Department of Materials and Ceramic Engineering, CICECO, Universidade de Aveiro, 3810-193 Aveiro, Portugal.
Institute of Biomedicine (iBiMED) and Centre for Cell Biology (CBC), Department of Medical Sciences, Universidade de Aveiro, 3810-193 Aveiro, Portugal.
Colloids Surf B Biointerfaces. 2018 Jul 1;167:93-103. doi: 10.1016/j.colsurfb.2018.03.050. Epub 2018 Mar 30.
Tissue engineering is evolving towards the production of smart platforms exhibiting stimulatory cues to guide tissue regeneration. This work explores the benefits of electrical polarization to produce more efficient neural tissue engineering platforms. Poly (l-lactic) acid (PLLA)-based scaffolds were prepared as solvent cast films and electrospun aligned nanofibers, and electrically polarized by an in-lab built corona poling device. The characterization of the platforms by thermally stimulated depolarization currents reveals a polarization of 60 × 10C cm that is stable on poled electrospun nanofibers for up to 6 months. Further in vitro studies using neuroblastoma cells reveals that platforms' polarization potentiates Retinoic Acid-induced neuronal differentiation. Additionally, in differentiating embryonic cortical neurons, poled aligned nanofibers further increased neurite outgrowth by 30% (+70 μm) over non-poled aligned nanofibers, and by 50% (+100 μm) over control conditions. Therefore, the synergy of topographical cues and electrical polarization of poled aligned nanofibers places them as promising biocompatible and bioactive platforms for neural tissue regeneration. Given their long lasting induced polarization, these PLLA poled nanofibrous scaffolds can be envisaged as therapeutic devices of long shelf life for neural repair applications.
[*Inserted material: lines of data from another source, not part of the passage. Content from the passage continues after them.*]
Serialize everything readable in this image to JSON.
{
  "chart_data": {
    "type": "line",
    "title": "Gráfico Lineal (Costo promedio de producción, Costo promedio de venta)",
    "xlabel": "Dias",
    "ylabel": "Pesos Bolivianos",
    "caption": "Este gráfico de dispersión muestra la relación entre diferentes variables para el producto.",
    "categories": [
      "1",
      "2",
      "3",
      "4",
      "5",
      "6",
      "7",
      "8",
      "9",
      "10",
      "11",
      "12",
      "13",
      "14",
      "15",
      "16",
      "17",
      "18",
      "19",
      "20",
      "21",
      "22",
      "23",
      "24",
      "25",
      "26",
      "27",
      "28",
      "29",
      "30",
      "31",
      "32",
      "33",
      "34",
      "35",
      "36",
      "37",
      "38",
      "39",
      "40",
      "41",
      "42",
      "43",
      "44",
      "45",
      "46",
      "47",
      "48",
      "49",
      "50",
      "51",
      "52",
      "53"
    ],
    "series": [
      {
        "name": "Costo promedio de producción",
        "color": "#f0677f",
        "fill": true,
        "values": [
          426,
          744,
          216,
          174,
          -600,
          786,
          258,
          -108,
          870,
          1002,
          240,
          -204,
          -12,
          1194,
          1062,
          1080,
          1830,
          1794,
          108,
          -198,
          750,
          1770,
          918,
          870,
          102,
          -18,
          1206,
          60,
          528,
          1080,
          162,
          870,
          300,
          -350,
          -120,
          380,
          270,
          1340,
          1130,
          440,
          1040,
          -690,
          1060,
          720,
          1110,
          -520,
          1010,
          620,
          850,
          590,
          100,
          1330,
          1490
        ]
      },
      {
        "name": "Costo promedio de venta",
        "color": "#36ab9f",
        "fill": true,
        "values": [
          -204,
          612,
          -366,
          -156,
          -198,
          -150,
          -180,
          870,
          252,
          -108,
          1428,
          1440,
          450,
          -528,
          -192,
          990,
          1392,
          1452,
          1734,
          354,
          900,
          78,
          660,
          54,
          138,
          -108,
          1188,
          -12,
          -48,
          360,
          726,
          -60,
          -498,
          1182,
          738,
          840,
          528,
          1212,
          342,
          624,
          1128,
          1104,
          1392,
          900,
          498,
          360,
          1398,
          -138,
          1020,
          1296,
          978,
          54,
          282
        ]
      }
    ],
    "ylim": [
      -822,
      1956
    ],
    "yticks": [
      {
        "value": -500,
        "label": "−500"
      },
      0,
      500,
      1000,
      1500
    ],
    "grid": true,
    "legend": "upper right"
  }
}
组织工程学正朝着生产具有刺激线索的智能平台的方向发展,以指导组织再生。本工作探讨了电极化在制备更有效的神经组织工程平台方面的益处。聚(L-丙交酯)(PLLA)基支架被制备为溶剂浇铸薄膜和电纺的取向纳米纤维,并通过实验室制造的电晕极化设备进行电极化。通过热刺激去极化电流对平台进行的表征揭示了 60×10C cm 的极化强度,在长达 6 个月的时间内,极化强度在极化的电纺纳米纤维上是稳定的。进一步使用神经母细胞瘤细胞的体外研究表明,平台的极化增强了维甲酸诱导的神经元分化。此外,在诱导的胚胎皮质神经元中,极化的取向纳米纤维比非极化的取向纳米纤维进一步增加了 30%(+70 μm)的神经突生长,比对照条件增加了 50%(+100 μm)。因此,取向纳米纤维的拓扑线索和电极化的协同作用使它们成为具有生物相容性和生物活性的神经组织再生的有前途的平台。鉴于其持久的诱导极化,这些 PLLA 极化纳米纤维支架可以被设想为用于神经修复应用的具有长货架寿命的治疗设备。